(Trinidad Express) Finance Minister Larry Howai said yesterday that once negotiations with CLICO policyholders and shareholders are complete, the government will move to consider all its options to recoup the nearly TT$20 billion of taxpayers’ money it shelled out to save the failed insurance giant.
Howai announced on Monday during his Budget presentation that he had added the CLICO debt to the country’s overall debt, increasing the debt-to-GDP level from about TT$38 billion to TT$46 billion. He had said the CLICO/Hindu Credit Union issue had dragged on for too long, and intended to bring matters to a close by the end of this year.
When the CLICO Invest-ment Fund begins trading on the local stock exchange next January he had said, that action would bring the CLICO matter to an end.

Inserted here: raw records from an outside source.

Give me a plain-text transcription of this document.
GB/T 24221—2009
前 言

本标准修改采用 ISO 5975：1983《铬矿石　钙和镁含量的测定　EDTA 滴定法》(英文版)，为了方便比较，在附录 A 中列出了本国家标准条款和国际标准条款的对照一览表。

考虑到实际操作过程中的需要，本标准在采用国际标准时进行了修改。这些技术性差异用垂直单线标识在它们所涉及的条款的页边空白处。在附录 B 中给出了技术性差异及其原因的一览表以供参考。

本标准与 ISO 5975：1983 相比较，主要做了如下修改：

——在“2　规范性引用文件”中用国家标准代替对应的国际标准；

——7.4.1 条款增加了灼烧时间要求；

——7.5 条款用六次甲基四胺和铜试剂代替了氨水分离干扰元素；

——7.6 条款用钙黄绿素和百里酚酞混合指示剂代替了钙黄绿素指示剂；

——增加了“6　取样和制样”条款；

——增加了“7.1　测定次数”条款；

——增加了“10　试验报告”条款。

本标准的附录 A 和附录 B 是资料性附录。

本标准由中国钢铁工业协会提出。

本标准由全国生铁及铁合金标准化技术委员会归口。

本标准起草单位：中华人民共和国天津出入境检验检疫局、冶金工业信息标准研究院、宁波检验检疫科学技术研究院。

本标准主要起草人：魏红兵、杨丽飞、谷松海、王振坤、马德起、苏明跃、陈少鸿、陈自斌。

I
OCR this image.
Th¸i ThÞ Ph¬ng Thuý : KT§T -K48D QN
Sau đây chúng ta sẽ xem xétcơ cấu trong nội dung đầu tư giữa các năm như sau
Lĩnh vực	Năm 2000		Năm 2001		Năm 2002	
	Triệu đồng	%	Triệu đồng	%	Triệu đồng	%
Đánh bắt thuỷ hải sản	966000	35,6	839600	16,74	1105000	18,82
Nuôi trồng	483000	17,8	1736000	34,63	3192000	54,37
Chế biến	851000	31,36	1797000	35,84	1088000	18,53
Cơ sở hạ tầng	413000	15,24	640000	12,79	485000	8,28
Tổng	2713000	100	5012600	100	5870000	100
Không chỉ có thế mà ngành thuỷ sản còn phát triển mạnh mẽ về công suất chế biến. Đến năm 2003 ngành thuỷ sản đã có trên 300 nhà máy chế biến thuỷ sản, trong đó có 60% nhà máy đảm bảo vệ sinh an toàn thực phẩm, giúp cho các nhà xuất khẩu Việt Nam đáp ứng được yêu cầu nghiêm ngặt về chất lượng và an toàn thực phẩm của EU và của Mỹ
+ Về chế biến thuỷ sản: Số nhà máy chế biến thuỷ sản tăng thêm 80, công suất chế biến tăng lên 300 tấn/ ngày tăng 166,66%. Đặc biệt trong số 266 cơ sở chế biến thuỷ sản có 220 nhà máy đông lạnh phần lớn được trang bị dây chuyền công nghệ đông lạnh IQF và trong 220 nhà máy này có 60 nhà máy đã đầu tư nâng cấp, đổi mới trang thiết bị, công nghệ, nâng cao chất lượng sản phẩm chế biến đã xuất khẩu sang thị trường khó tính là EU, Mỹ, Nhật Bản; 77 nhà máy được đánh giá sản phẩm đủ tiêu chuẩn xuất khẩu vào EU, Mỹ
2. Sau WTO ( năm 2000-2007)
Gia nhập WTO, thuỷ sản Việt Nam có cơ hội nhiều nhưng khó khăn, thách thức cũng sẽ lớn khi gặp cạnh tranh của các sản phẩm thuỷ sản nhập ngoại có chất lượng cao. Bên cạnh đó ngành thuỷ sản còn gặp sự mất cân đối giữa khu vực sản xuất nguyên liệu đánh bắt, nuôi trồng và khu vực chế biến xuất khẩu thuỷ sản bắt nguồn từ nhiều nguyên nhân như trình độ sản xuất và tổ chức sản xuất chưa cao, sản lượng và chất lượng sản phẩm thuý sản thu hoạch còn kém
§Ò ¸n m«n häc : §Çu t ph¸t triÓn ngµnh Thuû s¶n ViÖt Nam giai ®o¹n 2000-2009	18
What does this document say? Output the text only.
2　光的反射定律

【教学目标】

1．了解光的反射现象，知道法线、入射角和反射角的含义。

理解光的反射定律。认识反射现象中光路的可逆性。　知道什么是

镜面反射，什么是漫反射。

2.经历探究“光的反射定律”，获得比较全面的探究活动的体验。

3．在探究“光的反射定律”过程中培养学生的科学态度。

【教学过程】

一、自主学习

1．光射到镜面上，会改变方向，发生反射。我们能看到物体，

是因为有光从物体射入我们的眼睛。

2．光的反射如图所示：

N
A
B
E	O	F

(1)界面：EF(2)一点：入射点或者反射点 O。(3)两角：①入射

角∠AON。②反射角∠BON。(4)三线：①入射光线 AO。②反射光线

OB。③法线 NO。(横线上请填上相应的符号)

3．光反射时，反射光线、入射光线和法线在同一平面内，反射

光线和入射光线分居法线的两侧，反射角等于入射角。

Speaking during the American Chamber of Commerce (AmCham) annual post-budget breakfast meeting yesterday at the Hilton Trinidad, Howai said once the arrangements can be properly negotiated with the Executive Flexible Premium Annuity holders and other CL Financial shareholders, he would “certainly consider” all the options of divestment or sale (of CLF assets) to local companies to recoup funds put out by the Government. “This will then help us to reduce our debt-to-GDP level,” he said.
Howai’s statement was in response to ANSA McAL chief operating officer Gerry Brooks’ query of whether the Government would consider local and regional companies when considering divesting CLF assets.
CLF assets include Angos-tura, TruValu Supermarkets, the HCL Group of Companies and Health Net, as well as CLICO and British American Insurance Company.